Visibilizar la violencia

Como ya hemos ido diciendo, cuando se produce alguna situación en la que hay violencia contra las mujeres, no siempre se la reconoce como tal. Otras veces, sí se la reconoce, pero resulta difícil sacarla a la luz, sin generar más violencia aún de la que ya hay.

Imagínate en estas situaciones que relatamos a continuación: ¿cómo las vivirías y qué harías?

  • Un grupo de criaturas de cinco años juegan a las casitas. Un niño y una niña hacen de papá y de mamá. En el juego, el "papá" regaña a la "mamá" diciéndole que acaba de llegar del trabajo y no entiende por qué la comida no está lista. Ella, solícita, le pide perdón. Un maestro que ve esta escena se ríe. Con esta risa, este maestro, quizás sin darse cuenta, da a entender que lo que dice este niño es sólo un juego sin mayor relevancia. Desde ahí, le resulta difícil tomar en serio el hecho de que este niño y esta niña están mostrando, con ese juego simbólico, lo que han visto e interiorizado sobre las relaciones de pareja. Y lo que han visto e interiorizado es un modelo violento de relación que estas criaturas necesitan desmontar para poder crear relaciones sanas y libres.

Este maestro podría haberles sugerido interpretar otro diálogo diferente. Podría haberles dicho que se imaginaran, por ejemplo, a una "mamá" que le dice a "papá" que ha encontrado un trabajo que le gusta mucho, que él se pusiera muy contento al escuchar lo que le acaba de decir su mujer y que, como ninguno de los dos ha tenido tiempo, se ponen a hacer la comida conjuntamente.
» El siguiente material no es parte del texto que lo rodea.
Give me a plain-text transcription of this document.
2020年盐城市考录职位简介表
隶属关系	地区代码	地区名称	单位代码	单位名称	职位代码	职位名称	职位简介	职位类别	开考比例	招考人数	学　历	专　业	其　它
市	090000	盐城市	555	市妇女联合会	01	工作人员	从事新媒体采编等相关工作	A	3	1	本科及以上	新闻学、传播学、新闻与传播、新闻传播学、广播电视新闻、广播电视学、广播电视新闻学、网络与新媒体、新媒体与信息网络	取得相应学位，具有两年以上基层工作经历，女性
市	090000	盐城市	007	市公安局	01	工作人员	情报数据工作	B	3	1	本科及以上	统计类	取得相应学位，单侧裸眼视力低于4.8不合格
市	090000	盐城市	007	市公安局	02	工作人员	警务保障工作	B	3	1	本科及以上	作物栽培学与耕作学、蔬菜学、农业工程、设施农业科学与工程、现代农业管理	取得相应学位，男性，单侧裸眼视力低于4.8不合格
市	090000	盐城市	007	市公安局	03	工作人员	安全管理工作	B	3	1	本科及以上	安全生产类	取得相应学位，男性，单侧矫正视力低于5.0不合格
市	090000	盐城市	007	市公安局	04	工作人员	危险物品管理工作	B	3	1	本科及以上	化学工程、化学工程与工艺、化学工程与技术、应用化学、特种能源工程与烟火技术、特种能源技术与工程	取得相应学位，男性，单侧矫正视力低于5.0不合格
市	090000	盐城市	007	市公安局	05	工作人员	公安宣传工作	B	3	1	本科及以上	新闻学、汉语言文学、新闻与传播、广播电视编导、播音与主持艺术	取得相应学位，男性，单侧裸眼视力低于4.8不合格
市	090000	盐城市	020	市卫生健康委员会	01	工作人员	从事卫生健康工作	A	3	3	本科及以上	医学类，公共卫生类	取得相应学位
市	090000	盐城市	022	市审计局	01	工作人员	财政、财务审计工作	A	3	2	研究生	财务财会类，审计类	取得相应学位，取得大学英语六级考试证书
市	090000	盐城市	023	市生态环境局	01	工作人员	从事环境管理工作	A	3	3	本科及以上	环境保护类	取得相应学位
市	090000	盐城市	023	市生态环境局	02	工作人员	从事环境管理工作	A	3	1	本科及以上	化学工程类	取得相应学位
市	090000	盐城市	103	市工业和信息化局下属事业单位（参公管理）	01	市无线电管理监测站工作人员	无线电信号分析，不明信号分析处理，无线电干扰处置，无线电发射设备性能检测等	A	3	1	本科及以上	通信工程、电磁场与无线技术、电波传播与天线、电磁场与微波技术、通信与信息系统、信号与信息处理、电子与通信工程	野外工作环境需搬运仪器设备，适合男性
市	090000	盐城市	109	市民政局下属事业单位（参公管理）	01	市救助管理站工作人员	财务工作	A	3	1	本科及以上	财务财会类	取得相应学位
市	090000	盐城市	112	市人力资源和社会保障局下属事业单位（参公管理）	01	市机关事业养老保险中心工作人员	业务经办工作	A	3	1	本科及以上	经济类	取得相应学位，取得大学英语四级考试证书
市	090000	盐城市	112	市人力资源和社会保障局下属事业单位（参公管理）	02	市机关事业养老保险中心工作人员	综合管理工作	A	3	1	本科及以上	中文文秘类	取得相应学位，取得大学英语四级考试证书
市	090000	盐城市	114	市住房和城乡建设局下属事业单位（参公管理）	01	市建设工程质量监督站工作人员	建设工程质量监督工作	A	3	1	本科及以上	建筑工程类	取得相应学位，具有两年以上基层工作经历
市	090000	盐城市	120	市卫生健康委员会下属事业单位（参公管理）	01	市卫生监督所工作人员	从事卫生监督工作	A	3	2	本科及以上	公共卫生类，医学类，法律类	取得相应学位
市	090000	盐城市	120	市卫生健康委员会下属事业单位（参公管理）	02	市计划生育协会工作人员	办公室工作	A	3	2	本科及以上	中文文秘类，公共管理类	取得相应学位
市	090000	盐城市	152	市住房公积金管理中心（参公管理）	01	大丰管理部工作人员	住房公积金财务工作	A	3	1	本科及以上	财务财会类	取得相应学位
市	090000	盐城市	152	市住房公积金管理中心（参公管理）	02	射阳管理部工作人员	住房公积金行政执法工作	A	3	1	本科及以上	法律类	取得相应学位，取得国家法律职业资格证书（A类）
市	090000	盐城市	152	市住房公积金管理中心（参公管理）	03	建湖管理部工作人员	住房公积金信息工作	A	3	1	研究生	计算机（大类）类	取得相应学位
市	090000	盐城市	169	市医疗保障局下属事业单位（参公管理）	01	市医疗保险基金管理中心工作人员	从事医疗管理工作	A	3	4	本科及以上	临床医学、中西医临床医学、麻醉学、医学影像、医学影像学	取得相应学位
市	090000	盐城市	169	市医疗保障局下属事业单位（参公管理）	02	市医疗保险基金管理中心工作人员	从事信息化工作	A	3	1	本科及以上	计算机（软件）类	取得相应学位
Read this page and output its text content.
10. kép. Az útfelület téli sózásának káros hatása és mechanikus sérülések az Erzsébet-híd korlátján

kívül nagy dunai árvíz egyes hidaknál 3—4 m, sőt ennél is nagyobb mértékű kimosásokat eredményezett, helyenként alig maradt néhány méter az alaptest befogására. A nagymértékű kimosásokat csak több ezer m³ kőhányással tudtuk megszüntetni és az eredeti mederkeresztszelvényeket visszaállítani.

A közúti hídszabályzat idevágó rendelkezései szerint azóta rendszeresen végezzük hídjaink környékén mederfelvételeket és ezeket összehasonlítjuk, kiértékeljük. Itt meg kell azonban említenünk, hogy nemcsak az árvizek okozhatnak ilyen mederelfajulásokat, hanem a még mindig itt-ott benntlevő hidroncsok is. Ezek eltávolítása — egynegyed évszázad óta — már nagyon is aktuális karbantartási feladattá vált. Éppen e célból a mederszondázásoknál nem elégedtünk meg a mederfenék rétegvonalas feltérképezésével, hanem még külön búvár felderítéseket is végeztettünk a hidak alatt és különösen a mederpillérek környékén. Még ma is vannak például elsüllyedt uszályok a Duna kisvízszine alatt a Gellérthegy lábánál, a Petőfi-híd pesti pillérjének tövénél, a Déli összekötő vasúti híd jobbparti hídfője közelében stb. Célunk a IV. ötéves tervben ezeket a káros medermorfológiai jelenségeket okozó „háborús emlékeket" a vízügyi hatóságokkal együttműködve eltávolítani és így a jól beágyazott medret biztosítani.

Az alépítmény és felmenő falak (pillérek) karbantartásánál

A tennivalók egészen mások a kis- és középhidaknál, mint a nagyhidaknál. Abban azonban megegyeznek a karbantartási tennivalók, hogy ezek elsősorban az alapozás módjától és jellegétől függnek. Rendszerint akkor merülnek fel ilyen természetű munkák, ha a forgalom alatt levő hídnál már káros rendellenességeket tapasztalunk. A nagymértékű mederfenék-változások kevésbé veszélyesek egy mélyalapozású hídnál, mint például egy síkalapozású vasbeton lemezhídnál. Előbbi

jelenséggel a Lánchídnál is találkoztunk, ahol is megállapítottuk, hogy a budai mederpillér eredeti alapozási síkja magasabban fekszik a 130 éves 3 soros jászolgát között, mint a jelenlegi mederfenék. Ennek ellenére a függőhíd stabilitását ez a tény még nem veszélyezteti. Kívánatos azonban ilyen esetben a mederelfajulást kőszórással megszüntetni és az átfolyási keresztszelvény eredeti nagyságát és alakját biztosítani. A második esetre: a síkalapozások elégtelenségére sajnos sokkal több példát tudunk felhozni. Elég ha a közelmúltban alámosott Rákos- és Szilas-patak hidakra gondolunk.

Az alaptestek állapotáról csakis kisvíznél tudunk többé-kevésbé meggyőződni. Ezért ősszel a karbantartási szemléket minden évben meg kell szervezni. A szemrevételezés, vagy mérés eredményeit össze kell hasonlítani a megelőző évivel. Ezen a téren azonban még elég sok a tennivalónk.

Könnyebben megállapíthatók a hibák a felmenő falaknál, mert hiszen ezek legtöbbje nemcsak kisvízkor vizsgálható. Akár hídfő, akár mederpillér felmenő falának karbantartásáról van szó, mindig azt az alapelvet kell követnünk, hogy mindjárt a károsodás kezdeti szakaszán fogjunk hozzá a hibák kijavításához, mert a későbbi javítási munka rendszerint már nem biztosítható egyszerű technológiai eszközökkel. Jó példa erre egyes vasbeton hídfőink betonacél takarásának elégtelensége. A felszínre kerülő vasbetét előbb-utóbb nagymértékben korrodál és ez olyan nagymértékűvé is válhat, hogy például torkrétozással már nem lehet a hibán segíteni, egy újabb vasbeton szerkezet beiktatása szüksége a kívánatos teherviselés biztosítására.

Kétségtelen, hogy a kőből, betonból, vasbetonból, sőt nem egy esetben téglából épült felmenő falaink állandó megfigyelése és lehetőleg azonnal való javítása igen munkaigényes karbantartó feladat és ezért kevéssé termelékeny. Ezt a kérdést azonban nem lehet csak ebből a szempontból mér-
  • Un niño de cinco años al que le encanta dibujar casas de forma detallada y que se aburre bastante jugando al fútbol o a “los monstruos”, es ridiculizado por los demás niños. La maestra está preocupada por este niño e intenta que él se adapte a los juegos a los que juegan los demás para que no sufra. Con esta manera de proceder, esta maestra sitúa el problema en el propio niño y no en la actitud discriminatoria de los demás y, de este modo, no sólo no ayuda a que este niño deje de sufrir (ya que también sufriría haciendo lo que no le gusta), sino que deja intacta la raíz de esa violencia.
Ella podría, por ejemplo, haber pedido a toda la clase que dibujara casas para que pudieran valorar la habilidad de su compañero, haber planteado una charla en el aula sobre cómo se sienten ante niños que "son diferentes", llevar al aula a un hombre que ha destacado en la pintura o en alguna actividad similar y que de niño fue ridiculizado por sus compañeros para que cuente su experiencia, etc.
  • En la clase de música de un grupo de Secundaria, una de las chicas está más desarrollada físicamente que las demás. Cada vez que ella toca un instrumento, algunos de los chicos hacen comentarios sobre las medidas de su cuerpo. El día del examen final, la profesora decidió separarla del resto de la clase para que pudiera estar tranquila.
Esta profesora situó el problema en el cuerpo de la chica o quizás también en las hormonas de los chicos, como si se tratara de algo inevitable. De este modo, dejó las cosas como estaban. Sin embargo, el problema estaba en realidad en otro sitio: en la conducta invasiva de los chicos.

Está clara, por tanto, la necesidad de que las profesoras y los profesores sepan ver y nombrar la violencia allí donde se da, en vez de actuar como si en realidad se tratara de otra cosa. Ahora bien, es importante también visibilizar estas situaciones sin violentar. Por ejemplo, en la última situación relatada esto significa:
  • Responsabilizar a estos chicos de su conducta, hacerles entender el alcance de la misma y no permitir que actúen de este modo.
  • Trabajar en el aula la raíz que alimenta este tipo de conductas para dejarlas sin sentido. Por ejemplo: haciéndoles ver que ese mito que dice que los hombres no pueden contenerse ante el embrujo del cuerpo de una mujer, les presentan como seres pocos libres, incapaces de decidir por sí mismos como quieren actuar.
  • Ayudar a que la chica (y las demás chicas también) se sienta a gusto en su propia piel, sin sentirse culpable por tener el cuerpo que tiene.

Ahora bien, nada de esto significa crear una guerra de chicas contra chicos, sino simplemente poner las cosas en su sitio y dar una oportunidad, para que tanto unos como otras aprendan a desterrar la violencia de sus vidas.

Visibilizar la violencia para poder rechazarla, significa también, para cada maestra y maestro, reconocer cómo la lógica de la violencia forma parte de su propia vida. Reconocer no es culpabilizarse ni fustigarse, es simplemente atreverse a decir la verdad e intentar entender qué pasa y cómo pesa la  tradición patriarcal en cada vida, para, desde ahí, poder responsabilizarnos realmente de una tarea que realmente prevenga la violencia; también la propia violencia.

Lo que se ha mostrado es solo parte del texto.